We are looking for experienced experimentation experts who want to shape the future of experimentation in the AI era.
About the role
We're seeking a Data Engineer to take the lead in building our data pipelines and core tables for OpenAI. These pipelines are crucial for powering analyses, safety systems that guide business decisions, product growth, and preventing bad actors. This role provides the opportunity to collaborate closely with the researchers behind ChatGPT and help them train new models to deliver to users. As we continue our rapid growth, we value data-driven insights, and your contributions will play a pivotal role in our trajectory.
This role is based in Bellevue and uses a hybrid work model that values in-person collaboration for technical design, iteration, and cross-functional partnership.
Responsibilities
- Design, build and manage data pipelines, ensuring all user event data is seamlessly integrated into the data warehouse.
- Develop canonical datasets to track key product metrics including user growth, engagement, and revenue.
- Work collaboratively with Infrastructure, Data Science, Product, Marketing, Finance, and Research to understand data needs and provide solutions.
- Implement robust and fault-tolerant systems for data ingestion and processing.
- Participate in data architecture and engineering decisions.
- Ensure the security, integrity, and compliance of data according to industry and company standards.
Requirements
- 3+ years of experience as a data engineer and 8+ years of any software engineering experience (including data engineering).
- Proficiency in at least one programming language commonly used within Data Engineering, such as Python, Scala, or Java.
- Experience with distributed processing technologies and frameworks, such as Hadoop, Flink and distributed storage systems (e.g., HDFS, S3).
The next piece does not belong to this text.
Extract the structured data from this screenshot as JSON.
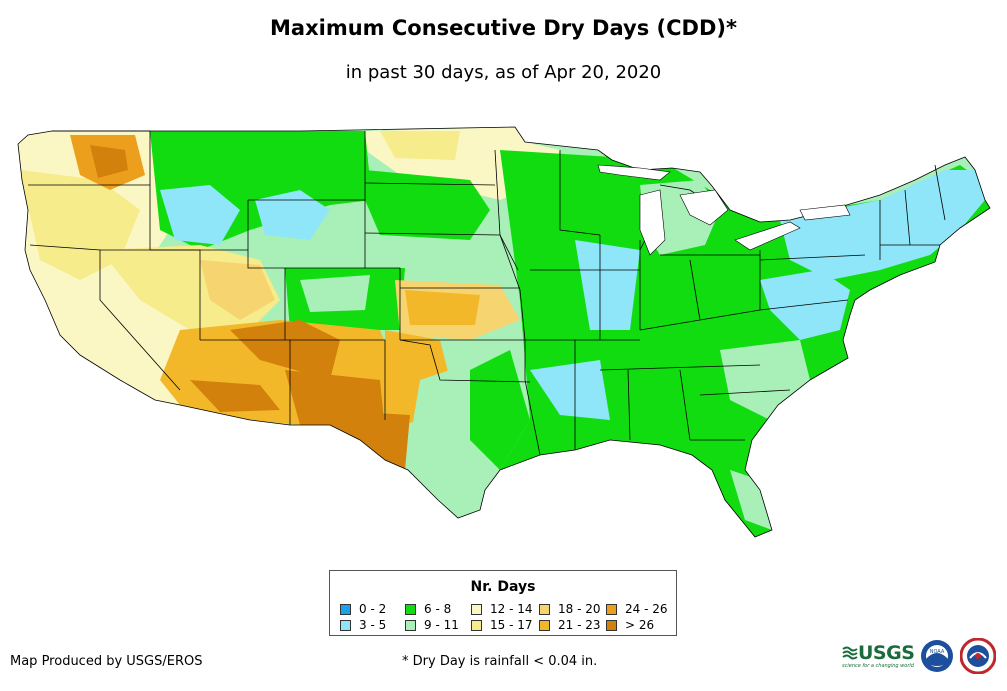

- Expertise with ETL schedulers such as Airflow, Dagster, Prefect or similar frameworks.
- Solid understanding of Spark and ability to write, debug and optimize Spark code.
Compensation Range
$293K - $325K USD
Benefits
- Medical, dental, and vision insurance with employer contributions to Health Savings Accounts
- Pre-tax accounts for Health FSA, Dependent Care FSA, and commuter expenses
- 401(k) retirement plan with employer match
- Paid parental leave (up to 24 weeks for birth parents and 20 weeks for non-birthing parents), plus paid medical and caregiver leave (up to 8 weeks)
- Paid time off: flexible PTO for exempt employees and up to 15 days annually for non-exempt employees
- 13+ paid company holidays and multiple paid coordinated company office closures
- Mental health and wellness support
- Employer-paid basic life and disability coverage
- Annual learning and development stipend
- Daily meals in offices and meal delivery credits as eligible
- Relocation support for eligible employees
- Additional taxable fringe benefits such as charitable donation matching and wellness stipends
About OpenAI
OpenAI is an AI research and deployment company dedicated to ensuring that general-purpose artificial intelligence benefits all of humanity. We push the boundaries of the capabilities of AI systems and seek to safely deploy them to the world through our products. OpenAI is an equal opportunity employer and is committed to providing reasonable accommodations to applicants with disabilities.